Genetic Testing for Pain Medications
A person’s CYP2D6 genotype has important relevance for response to codeine and tramadol and possibly other opioid pain medications that depend on the CYP2D6 protein for activation. Consequences of having a CYP2D6 genetic variant could include life-threatening central nervous system depression and death or, conversely, receiving no pain relief from codeine-containing medications. Starting April 6, 2015, the UF Health Pathology Laboratory at Rocky Point in collaboration with the UF Health Personalized Medicine Program is pleased to offer CYP2D6 genetic testing.
Approximately 5% to 10% of patients have a genotype leading to no CYP2D6 activity and are called Poor Metabolizers (PMs). PMs cannot metabolize codeine or tramadol into their more active forms (morphine or O-desmethyltramadol, respectively) and therefore have insufficient pain relief from codeine- or tramadol-containing analgesics. At the other end of the spectrum, another 5% of patients have too much CYP2D6 activity, and are called Ultrarapid Metabolizers (UMs). UMs quickly convert codeine or tramadol to their more active compounds, which can lead to toxic opioid levels with usual drug doses. Hydrocodone and oxycodone are also metabolized to more active forms by CYP2D6, but the impact of genetic variability on these agents is less clear.
Additional drugs metabolized by the CYP2D6 pathway include SSRIs (e.g., paroxetine), SNRIs (e.g., venlafaxine), TCAs (e.g., nortriptyline), and other psychiatric medications (e.g., aripiprazole). Consultation with a clinical pharmacist is recommended if the results indicate an abnormal CYP2D6 genotype and you would like assistance with interpretation and/or therapeutic options.

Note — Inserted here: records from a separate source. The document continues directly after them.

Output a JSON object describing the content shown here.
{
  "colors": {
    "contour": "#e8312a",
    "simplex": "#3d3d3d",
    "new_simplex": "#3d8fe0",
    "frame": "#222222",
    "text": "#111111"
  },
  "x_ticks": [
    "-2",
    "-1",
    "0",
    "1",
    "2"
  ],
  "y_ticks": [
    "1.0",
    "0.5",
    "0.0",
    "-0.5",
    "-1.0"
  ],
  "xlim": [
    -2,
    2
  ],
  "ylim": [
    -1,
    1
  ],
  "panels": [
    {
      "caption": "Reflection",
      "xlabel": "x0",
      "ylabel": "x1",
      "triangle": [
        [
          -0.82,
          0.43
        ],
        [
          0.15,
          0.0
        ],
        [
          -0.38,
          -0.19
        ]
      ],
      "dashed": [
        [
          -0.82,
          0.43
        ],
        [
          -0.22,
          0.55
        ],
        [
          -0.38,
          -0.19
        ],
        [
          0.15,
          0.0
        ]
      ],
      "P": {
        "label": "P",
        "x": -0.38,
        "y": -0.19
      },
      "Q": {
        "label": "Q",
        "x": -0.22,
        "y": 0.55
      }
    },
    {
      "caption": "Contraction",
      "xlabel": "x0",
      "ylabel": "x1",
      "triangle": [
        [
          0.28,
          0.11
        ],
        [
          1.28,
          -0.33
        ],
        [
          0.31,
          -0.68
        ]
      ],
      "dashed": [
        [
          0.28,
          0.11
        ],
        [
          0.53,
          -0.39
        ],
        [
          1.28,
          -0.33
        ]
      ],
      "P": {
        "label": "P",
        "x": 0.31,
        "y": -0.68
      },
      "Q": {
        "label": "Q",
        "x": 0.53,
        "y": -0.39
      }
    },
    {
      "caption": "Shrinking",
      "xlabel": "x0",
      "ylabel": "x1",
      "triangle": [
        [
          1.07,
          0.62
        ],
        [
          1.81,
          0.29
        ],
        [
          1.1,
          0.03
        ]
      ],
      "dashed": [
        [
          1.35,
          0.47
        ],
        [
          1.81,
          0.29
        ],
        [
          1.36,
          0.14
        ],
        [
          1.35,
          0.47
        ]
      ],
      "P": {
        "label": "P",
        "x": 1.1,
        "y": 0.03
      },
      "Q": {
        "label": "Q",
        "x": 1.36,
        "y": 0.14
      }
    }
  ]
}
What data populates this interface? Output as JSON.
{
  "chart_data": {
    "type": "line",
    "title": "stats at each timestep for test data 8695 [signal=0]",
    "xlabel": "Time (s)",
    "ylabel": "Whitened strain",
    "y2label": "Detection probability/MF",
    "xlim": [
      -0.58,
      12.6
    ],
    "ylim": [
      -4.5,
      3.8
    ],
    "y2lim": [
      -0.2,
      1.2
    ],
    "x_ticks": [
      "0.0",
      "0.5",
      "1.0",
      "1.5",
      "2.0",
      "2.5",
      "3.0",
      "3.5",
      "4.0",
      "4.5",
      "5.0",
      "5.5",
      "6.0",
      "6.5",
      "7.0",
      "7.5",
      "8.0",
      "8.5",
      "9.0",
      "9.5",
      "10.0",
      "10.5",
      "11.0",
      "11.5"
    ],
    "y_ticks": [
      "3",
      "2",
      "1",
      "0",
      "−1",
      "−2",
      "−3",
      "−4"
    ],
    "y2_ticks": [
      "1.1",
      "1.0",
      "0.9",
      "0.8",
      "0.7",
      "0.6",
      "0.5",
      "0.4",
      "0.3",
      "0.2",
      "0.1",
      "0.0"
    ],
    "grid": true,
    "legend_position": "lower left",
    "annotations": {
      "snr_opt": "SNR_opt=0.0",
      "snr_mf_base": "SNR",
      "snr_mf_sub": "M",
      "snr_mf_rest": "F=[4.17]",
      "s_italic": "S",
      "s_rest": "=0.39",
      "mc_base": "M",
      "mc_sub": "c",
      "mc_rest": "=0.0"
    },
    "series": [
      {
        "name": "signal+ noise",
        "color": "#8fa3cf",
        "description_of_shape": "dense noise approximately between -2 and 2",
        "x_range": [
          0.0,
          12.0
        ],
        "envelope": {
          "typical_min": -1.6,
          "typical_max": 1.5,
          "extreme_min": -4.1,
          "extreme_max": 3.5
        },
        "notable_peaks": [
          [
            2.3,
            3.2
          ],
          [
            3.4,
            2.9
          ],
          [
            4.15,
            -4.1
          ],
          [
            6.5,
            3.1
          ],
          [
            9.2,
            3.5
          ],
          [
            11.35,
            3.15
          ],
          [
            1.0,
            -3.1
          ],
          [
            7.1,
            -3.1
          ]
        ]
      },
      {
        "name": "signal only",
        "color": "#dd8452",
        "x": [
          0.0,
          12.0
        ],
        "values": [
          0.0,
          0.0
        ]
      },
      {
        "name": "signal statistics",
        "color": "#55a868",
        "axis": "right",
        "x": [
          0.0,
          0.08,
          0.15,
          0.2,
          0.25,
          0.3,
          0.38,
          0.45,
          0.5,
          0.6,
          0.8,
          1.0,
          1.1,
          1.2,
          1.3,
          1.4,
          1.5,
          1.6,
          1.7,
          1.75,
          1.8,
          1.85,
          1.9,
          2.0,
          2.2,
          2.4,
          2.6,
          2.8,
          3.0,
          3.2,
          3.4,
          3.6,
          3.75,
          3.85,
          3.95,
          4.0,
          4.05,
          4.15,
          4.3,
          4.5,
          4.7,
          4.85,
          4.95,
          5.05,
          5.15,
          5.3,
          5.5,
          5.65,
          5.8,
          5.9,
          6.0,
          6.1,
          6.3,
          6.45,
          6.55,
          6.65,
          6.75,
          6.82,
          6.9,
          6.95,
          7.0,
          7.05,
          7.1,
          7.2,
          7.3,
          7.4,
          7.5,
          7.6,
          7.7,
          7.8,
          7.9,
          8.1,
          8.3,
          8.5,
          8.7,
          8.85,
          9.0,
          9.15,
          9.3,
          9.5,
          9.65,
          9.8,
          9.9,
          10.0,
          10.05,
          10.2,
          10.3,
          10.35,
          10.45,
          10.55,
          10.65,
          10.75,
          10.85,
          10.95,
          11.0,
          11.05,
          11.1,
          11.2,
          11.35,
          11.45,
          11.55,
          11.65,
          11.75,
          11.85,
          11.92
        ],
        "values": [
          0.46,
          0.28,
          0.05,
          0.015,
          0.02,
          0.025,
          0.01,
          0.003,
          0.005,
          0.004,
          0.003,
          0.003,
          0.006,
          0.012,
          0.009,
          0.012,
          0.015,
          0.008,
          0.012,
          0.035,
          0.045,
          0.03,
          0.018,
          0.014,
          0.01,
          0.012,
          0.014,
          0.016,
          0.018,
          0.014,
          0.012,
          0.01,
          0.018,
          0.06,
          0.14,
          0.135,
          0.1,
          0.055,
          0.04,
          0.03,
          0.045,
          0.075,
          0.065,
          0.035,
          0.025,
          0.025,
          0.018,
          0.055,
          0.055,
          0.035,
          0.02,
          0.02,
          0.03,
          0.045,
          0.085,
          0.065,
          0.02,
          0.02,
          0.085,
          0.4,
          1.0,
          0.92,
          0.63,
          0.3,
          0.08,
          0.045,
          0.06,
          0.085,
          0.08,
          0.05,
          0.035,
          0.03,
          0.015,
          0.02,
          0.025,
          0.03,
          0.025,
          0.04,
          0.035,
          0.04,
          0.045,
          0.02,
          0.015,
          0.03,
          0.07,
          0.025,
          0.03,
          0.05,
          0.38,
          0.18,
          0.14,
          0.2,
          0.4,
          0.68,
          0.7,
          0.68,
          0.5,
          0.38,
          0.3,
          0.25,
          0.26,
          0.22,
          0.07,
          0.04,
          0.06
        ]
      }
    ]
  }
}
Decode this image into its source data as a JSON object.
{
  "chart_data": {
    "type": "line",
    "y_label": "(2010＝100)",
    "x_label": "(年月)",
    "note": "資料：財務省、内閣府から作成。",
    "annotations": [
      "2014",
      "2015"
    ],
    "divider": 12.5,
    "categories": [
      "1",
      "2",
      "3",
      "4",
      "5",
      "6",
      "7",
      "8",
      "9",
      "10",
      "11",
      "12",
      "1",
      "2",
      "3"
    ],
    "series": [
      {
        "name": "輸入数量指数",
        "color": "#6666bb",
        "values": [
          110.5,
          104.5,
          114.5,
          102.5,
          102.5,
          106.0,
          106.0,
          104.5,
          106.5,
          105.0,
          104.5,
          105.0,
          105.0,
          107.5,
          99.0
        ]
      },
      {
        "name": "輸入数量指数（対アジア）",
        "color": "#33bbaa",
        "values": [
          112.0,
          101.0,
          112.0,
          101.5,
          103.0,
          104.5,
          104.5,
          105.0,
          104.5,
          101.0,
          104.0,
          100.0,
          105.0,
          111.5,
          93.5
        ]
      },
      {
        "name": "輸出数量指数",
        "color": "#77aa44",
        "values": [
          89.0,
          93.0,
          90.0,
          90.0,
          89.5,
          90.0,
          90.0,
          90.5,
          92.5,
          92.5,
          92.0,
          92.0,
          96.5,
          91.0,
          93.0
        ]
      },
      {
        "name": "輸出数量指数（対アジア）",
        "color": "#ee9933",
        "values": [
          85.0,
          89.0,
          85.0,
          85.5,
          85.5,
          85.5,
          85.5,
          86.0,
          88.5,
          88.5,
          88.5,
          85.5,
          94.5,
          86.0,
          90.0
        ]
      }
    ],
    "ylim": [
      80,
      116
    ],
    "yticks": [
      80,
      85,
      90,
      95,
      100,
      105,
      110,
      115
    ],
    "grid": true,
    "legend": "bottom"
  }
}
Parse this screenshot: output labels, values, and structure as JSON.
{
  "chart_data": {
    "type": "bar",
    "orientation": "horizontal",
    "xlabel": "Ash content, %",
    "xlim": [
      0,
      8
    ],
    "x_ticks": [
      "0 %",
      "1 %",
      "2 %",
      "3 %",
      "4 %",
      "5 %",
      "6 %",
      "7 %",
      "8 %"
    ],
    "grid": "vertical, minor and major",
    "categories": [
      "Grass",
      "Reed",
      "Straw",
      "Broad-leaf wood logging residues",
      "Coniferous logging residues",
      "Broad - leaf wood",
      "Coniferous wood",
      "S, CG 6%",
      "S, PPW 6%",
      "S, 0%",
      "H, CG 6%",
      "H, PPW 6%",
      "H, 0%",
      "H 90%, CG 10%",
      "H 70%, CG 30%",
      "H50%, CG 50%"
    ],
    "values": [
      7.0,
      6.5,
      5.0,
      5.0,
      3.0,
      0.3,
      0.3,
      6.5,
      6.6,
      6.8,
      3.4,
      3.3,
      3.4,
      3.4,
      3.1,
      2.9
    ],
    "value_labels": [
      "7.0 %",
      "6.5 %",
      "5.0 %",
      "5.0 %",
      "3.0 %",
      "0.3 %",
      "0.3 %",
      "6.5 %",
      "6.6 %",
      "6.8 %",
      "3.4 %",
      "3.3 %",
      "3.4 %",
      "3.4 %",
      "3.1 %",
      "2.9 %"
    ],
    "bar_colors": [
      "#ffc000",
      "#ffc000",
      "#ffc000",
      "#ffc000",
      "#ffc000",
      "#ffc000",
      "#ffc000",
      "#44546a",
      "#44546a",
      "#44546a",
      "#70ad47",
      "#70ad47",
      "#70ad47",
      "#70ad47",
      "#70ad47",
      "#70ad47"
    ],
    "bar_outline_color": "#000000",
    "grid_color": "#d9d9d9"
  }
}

Also in collaboration with UF Health Family Medicine practices, we are conducting a 12-month proof-of-concept study to examine whether: 1) CYP2D6 genotyping will lead to better pain management and control; 2) having CYP2D6 genotype results is useful from the physician’s perspective to inform prescribing decisions for pain medication; and 3) genotype results beyond CYP2D6 would be informative for guiding use of other medications prescribed for patients in this setting. Patients will be recruited from two UF Health Family Medicine outpatient practices. One practice will serve as the implementation site, where patients who consent to participate in the study will undergo CYP2D6 genotyping. The other practice will serve as the control site. We will also employ novel continuing education methods in both sites that incorporate personal genotype evaluation for clinical practice faculty and staff to support our research on educating health care professionals about clinical applications of genomic medicine. The clinical lead for the study is Siegfried O. Schmidt, M.D., Ph.D.